Pela segunda vez em poucos meses, o presidente Michel Temer utiliza a palavra "acidente" para definir ocorrências que nada têm de acidentais – e que certamente mereciam uma interpretação mais realista do comandante do país. Em janeiro, ele disse que o massacre de 60 presos numa cadeia de Manaus foi "um acidente pavoroso". Na ocasião, depois de receber muitas críticas pela escorregadela verbal, ainda tentou justificar o equívoco, publicando numa rede social vários sinônimos para a palavra mal empregada. Agora, em entrevista concedida à agência espanhola EFE no último sábado, Michel Temer assegurou que investidores nacionais e estrangeiros não vão parar de investir porque houve "um acidente desta ou daquela natureza, uma delação de alguém".
Ora, a corrupção não é um acidente. As delações da Odebrecht e todas as demais conhecidas no contexto da Operação Lava-Jato nada têm de acidentais. Resultam, acima de tudo, de condutas voluntárias de governantes, parlamentares e empresários responsáveis pela maior roubalheira de dinheiro público de que se tem notícia no país. Os investidores estrangeiros e também os nacionais certamente se preocupam com isso, sim, até mesmo porque a própria governabilidade está ameaçada pelas investigações.

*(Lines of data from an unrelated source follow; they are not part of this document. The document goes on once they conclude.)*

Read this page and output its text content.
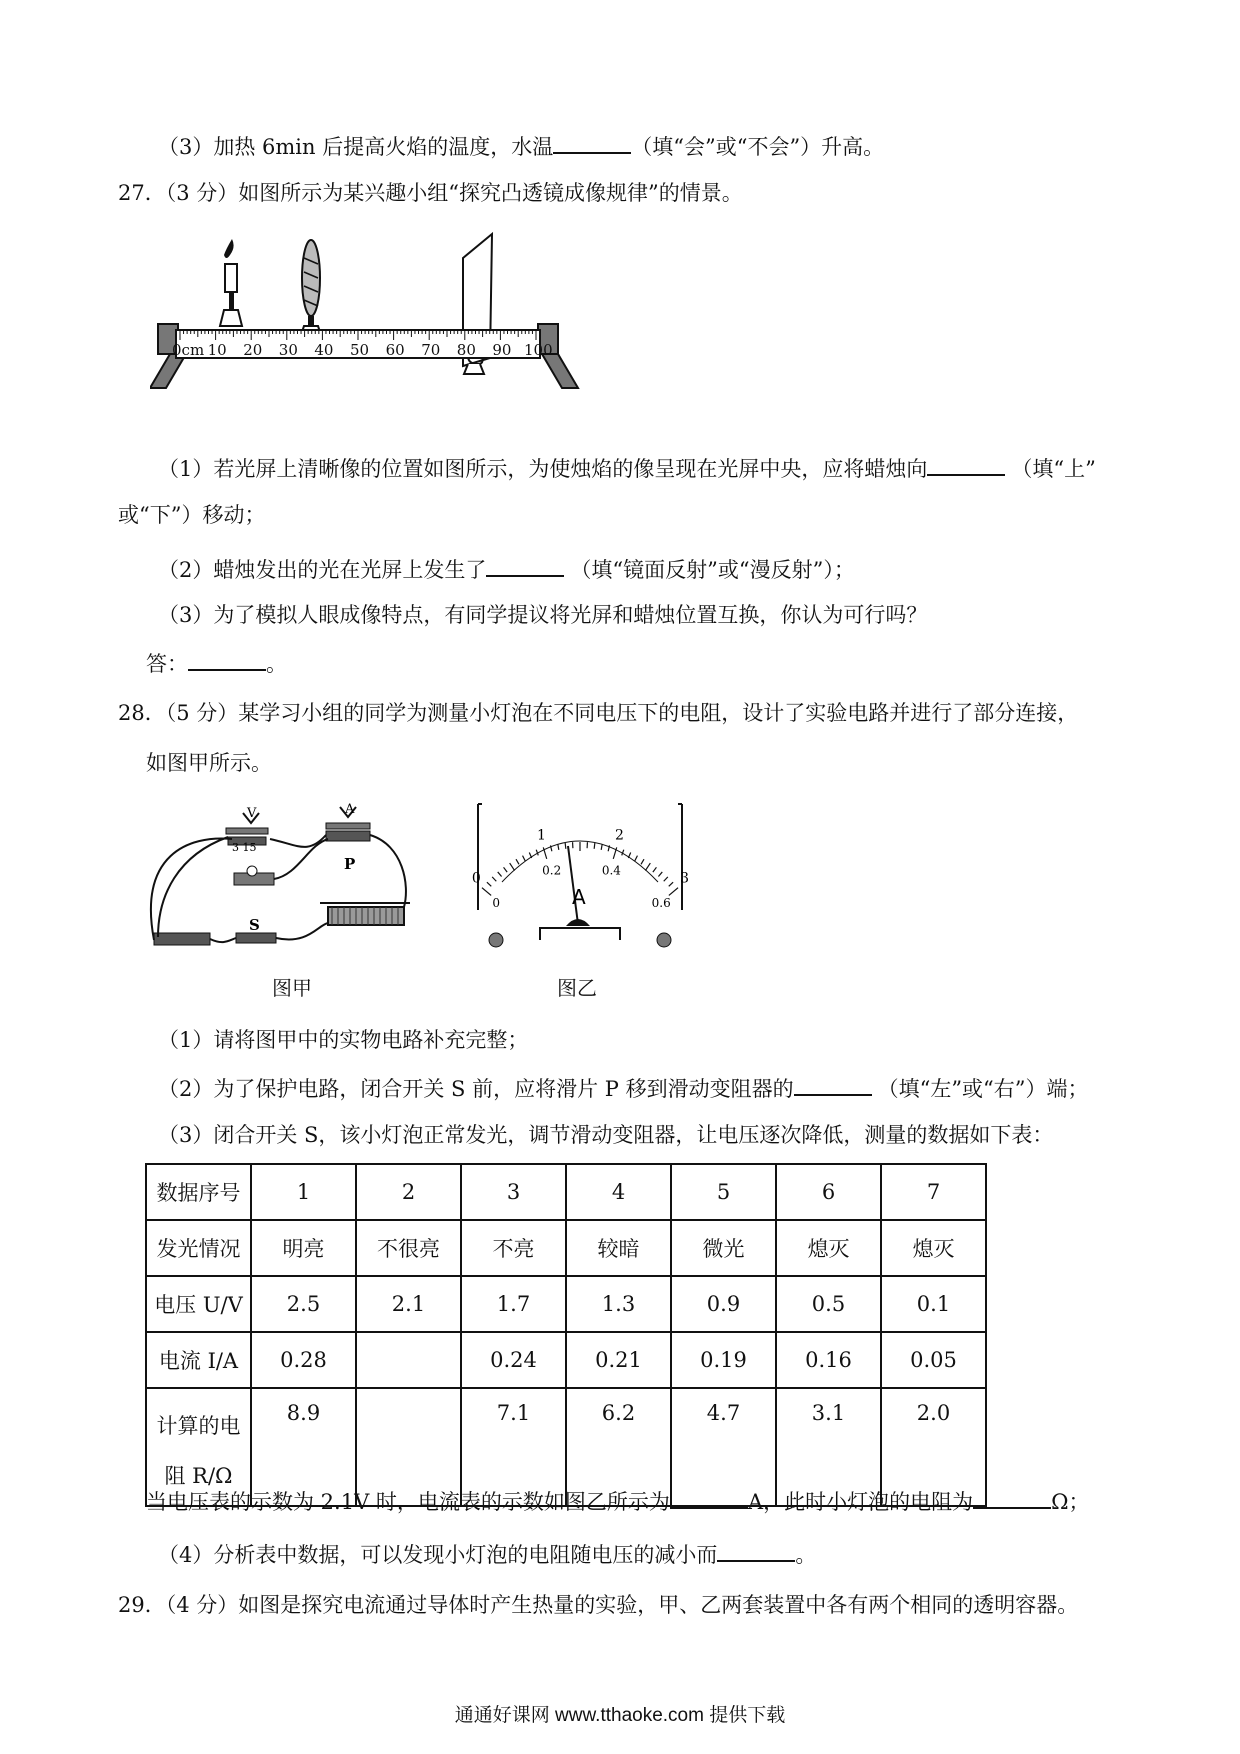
（3）加热 6min 后提高火焰的温度，水温	（填“会”或“不会”）升高。
27．（3 分）如图所示为某兴趣小组“探究凸透镜成像规律”的情景。
0cm 10 20 30 40 50 60 70 80 90 100
（1）若光屏上清晰像的位置如图所示，为使烛焰的像呈现在光屏中央，应将蜡烛向	（填“上”
或“下”）移动；
（2）蜡烛发出的光在光屏上发生了	（填“镜面反射”或“漫反射”）；
（3）为了模拟人眼成像特点，有同学提议将光屏和蜡烛位置互换，你认为可行吗？
答：	。
28．（5 分）某学习小组的同学为测量小灯泡在不同电压下的电阻，设计了实验电路并进行了部分连接，
如图甲所示。
V
3 15
A
P
S
图甲
0
1	2
3
0
0.2	0.4
0.6
A
图乙
（1）请将图甲中的实物电路补充完整；
（2）为了保护电路，闭合开关 S 前，应将滑片 P 移到滑动变阻器的	（填“左”或“右”）端；
（3）闭合开关 S，该小灯泡正常发光，调节滑动变阻器，让电压逐次降低，测量的数据如下表：
数据序号	1	2	3	4	5	6	7
发光情况	明亮	不很亮	不亮	较暗	微光	熄灭	熄灭
电压 U/V	2.5	2.1	1.7	1.3	0.9	0.5	0.1
电流 I/A	0.28		0.24	0.21	0.19	0.16	0.05
计算的电阻 R/Ω	8.9		7.1	6.2	4.7	3.1	2.0
当电压表的示数为 2.1V 时，电流表的示数如图乙所示为	A，此时小灯泡的电阻为	Ω；
（4）分析表中数据，可以发现小灯泡的电阻随电压的减小而	。
29．（4 分）如图是探究电流通过导体时产生热量的实验，甲、乙两套装置中各有两个相同的透明容器。
通通好课网 www.tthaoke.com 提供下载
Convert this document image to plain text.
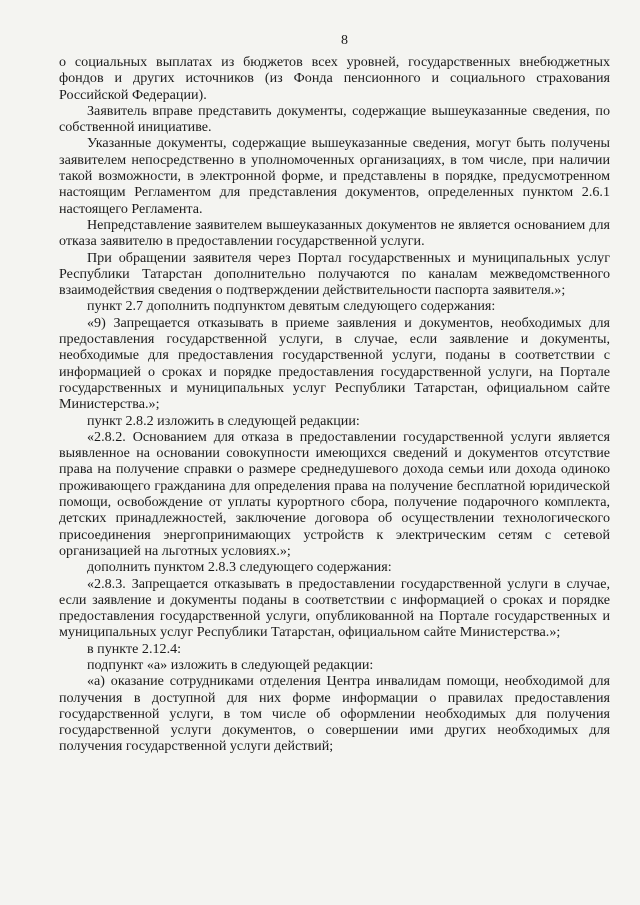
8

о социальных выплатах из бюджетов всех уровней, государственных внебюджетных фондов и других источников (из Фонда пенсионного и социального страхования Российской Федерации).

Заявитель вправе представить документы, содержащие вышеуказанные сведения, по собственной инициативе.

Указанные документы, содержащие вышеуказанные сведения, могут быть получены заявителем непосредственно в уполномоченных организациях, в том числе, при наличии такой возможности, в электронной форме, и представлены в порядке, предусмотренном настоящим Регламентом для представления документов, определенных пунктом 2.6.1 настоящего Регламента.

Непредставление заявителем вышеуказанных документов не является основанием для отказа заявителю в предоставлении государственной услуги.

При обращении заявителя через Портал государственных и муниципальных услуг Республики Татарстан дополнительно получаются по каналам межведомственного взаимодействия сведения о подтверждении действительности паспорта заявителя.»;

пункт 2.7 дополнить подпунктом девятым следующего содержания:

«9) Запрещается отказывать в приеме заявления и документов, необходимых для предоставления государственной услуги, в случае, если заявление и документы, необходимые для предоставления государственной услуги, поданы в соответствии с информацией о сроках и порядке предоставления государственной услуги, на Портале государственных и муниципальных услуг Республики Татарстан, официальном сайте Министерства.»;

пункт 2.8.2 изложить в следующей редакции:

«2.8.2. Основанием для отказа в предоставлении государственной услуги является выявленное на основании совокупности имеющихся сведений и документов отсутствие права на получение справки о размере среднедушевого дохода семьи или дохода одиноко проживающего гражданина для определения права на получение бесплатной юридической помощи, освобождение от уплаты курортного сбора, получение подарочного комплекта, детских принадлежностей, заключение договора об осуществлении технологического присоединения энергопринимающих устройств к электрическим сетям с сетевой организацией на льготных условиях.»;

дополнить пунктом 2.8.3 следующего содержания:

«2.8.3. Запрещается отказывать в предоставлении государственной услуги в случае, если заявление и документы поданы в соответствии с информацией о сроках и порядке предоставления государственной услуги, опубликованной на Портале государственных и муниципальных услуг Республики Татарстан, официальном сайте Министерства.»;

в пункте 2.12.4:

подпункт «а» изложить в следующей редакции:

«а) оказание сотрудниками отделения Центра инвалидам помощи, необходимой для получения в доступной для них форме информации о правилах предоставления государственной услуги, в том числе об оформлении необходимых для получения государственной услуги документов, о совершении ими других необходимых для получения государственной услуги действий;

Se há algo que não pode ser minimizado neste confuso país, é essa operação de combate à corrupção. O Brasil precisa, sim, dos investimentos que ajudarão nossa combalida economia a se recuperar. O governo Temer está dando uma contribuição importante nesse sentido, com uma equipe econômica competente e bem-intencionada, que vem fazendo um grande esforço para não ser contaminada pelas mazelas políticas.
Neste contexto, a palavra acidente soa totalmente inadequada, por mais sinônimos que se procurem para justificá-la.